Crítico de cinema filiado a Critics Choice Association, à Associação Brasileira de Críticos de Cinema, a Online Film Critics Society e a Fipresci. Atuou no júri da 39ª Mostra Internacional de Cinema em São Paulo/SP, do 12º Fest Aruana em João Pessoa/PB, do 24º Tallinn Black Nights Film na Estônia, do 47º TIFF – Festival Internacional de Cinema em Toronto. Ministrante do Laboratório de Crítica Cinematográfica na 1ª Mostra Internacional de Cinema em São Luís (MA) e Professor Convidado do Curso Técnico em Cinema do Instituto Estadual do Maranhão (IEMA), na disciplina Crítica Cinematográfica. Concluiu o curso de Filmmaking da New York Film Academy, no Rio de Janeiro (RJ) em 2013. Participou como co-autor dos livros 100 melhores filmes brasileiros (Letramento, 2016), Documentário brasileiro: 100 filmes essenciais (Letramento, 2017) e Animação Brasileira – 100 Filmes Essenciais (Letramento, 2018). Criou o Cinema com Crítica em fevereiro de 2010 e o Clube do Crítico em junho de 2020.
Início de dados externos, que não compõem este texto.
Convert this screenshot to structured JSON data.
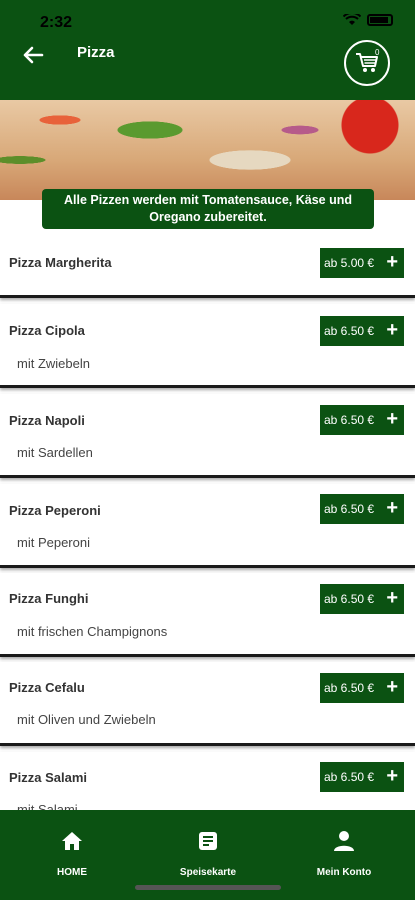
{
  "status_bar": {
    "time": "2:32"
  },
  "header": {
    "title": "Pizza",
    "cart_count": "0"
  },
  "banner": {
    "note": "Alle Pizzen werden mit Tomatensauce, Käse und Oregano zubereitet."
  },
  "items": [
    {
      "name": "Pizza Margherita",
      "desc": "",
      "price": "ab 5.00 €"
    },
    {
      "name": "Pizza Cipola",
      "desc": "mit Zwiebeln",
      "price": "ab 6.50 €"
    },
    {
      "name": "Pizza Napoli",
      "desc": "mit Sardellen",
      "price": "ab 6.50 €"
    },
    {
      "name": "Pizza Peperoni",
      "desc": "mit Peperoni",
      "price": "ab 6.50 €"
    },
    {
      "name": "Pizza Funghi",
      "desc": "mit frischen Champignons",
      "price": "ab 6.50 €"
    },
    {
      "name": "Pizza Cefalu",
      "desc": "mit Oliven und Zwiebeln",
      "price": "ab 6.50 €"
    },
    {
      "name": "Pizza Salami",
      "desc": "mit Salami",
      "price": "ab 6.50 €"
    }
  ],
  "nav": [
    {
      "label": "HOME",
      "icon": "home-icon"
    },
    {
      "label": "Speisekarte",
      "icon": "menu-card-icon"
    },
    {
      "label": "Mein Konto",
      "icon": "user-icon"
    }
  ],
  "colors": {
    "brand_green": "#0b5212"
  }
}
2 comentários em “Atirem no Pianista”
Muito interessante o especial, pelo que li esse é apenas legal….não deve entrar na lista.
Pelo contrário Tiago, esse é o típico de filme que tem que ser visto pelo cinéfilo porque traz elementos de gênero e múltiplas ao cinema daquele período. É como "2 Coelhos" ou "Bunraku", dois filmes fracos, na minha opinião, mas imperdíveis pela forma com que se consuma o seu fracasso.